Scrivono sulle braccia dei migranti alcune cifre: compongono il numero di registrazione che identifica il treno d’arrivo e il vagone. Sono migranti – donne, bambini e uomini – che cercano di arrivare in Germania attraversando la Repubblica Ceca. Fermati dalla polizia, a Breclav, al confine con l’Austria, vengono “marchiati” con dei pennarelli dagli agenti. La notizia è riportata dalla versione inglese del sito Britske listy ed è confermata da Vaclav Janous del quotidiano Mlada fronta Dnes.

In attesa dell’incontro di lunedì 7 settembre tra i primi ministri di Praga, Vienna e Bratislava per parlare di immigrazione, la polizia ceca sta procedendo a marchiare ogni migrante, anche i bambini, in arrivo a Breclav, al confine con l’Austria, e le stesse cifre scritte sulla pelle vengono poi riportate sul biglietto del treno che la polizia sequestra. Il Mfd ha riportato ad esempio la foto di una bambina di 5 anni addormentata sulla spalla della madre durante il controllo. Sull’avambraccio porta la scritta C5.

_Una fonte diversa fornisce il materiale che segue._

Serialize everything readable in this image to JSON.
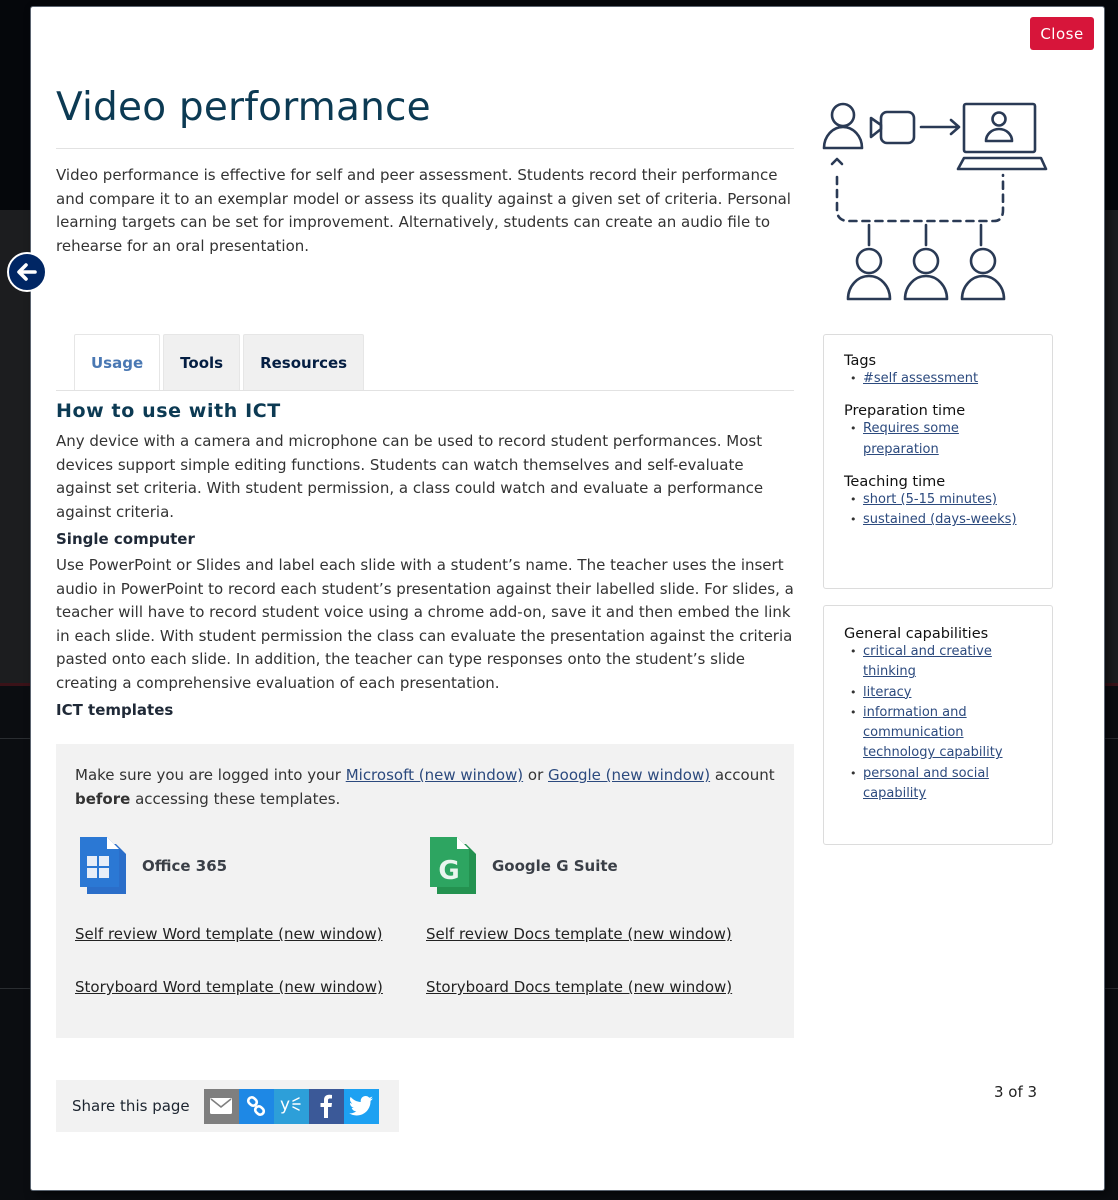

“Nelle prime ore di martedì mattina nella Moravia del Sud – si legge sul sito ceco – la polizia della Repubblica Ceca ha prelevato 200 rifugiati dai treni che arrivavano dall’Austria e dall’Ungheria, che hanno poi proseguito il loro viaggio verso la Germania. Gli agenti cechi – si legge ancora online – hanno scritto numeri di registrazione sugli avambracci dei migranti con dei pennarelli (una pratica che rimanda ai campi di concentramento nazisti)”. I migranti, scrive ancora Britske listy, “si trovano nei commissariati di varie cittadine in Moravia. La polizia ha riferito che saranno interrogati e poi ‘decideranno che fare con loro’. I rifugiati – conclude l’articolo – erano partiti da Budapest e hanno dichiarato di avere acquistato biglietti del treno validi e che l’Ungheria ha consentito loro di salire a bordo“.

“Il buio della mente può tornare” ha commentato il ministro dell’Interno Angelino Alfano. “Sono comportamenti – aggiunge la presidente della Camera Laura Boldrini – che l’Unione deve censurare nel modo più fermo, come se si trattasse di Paesi esterni all’Ue – ha aggiunto – Se vuole restare fedele ai valori che la fondano, l’Europa non può tollerare questi rigurgiti”. Sono stati “marchiati come fossero bestiame al macello – ha detto il presidente delle Comunità ebraiche italiane, Renzo Gattegna – richiamando inevitabilmente il periodo più oscuro della storia contemporanea”.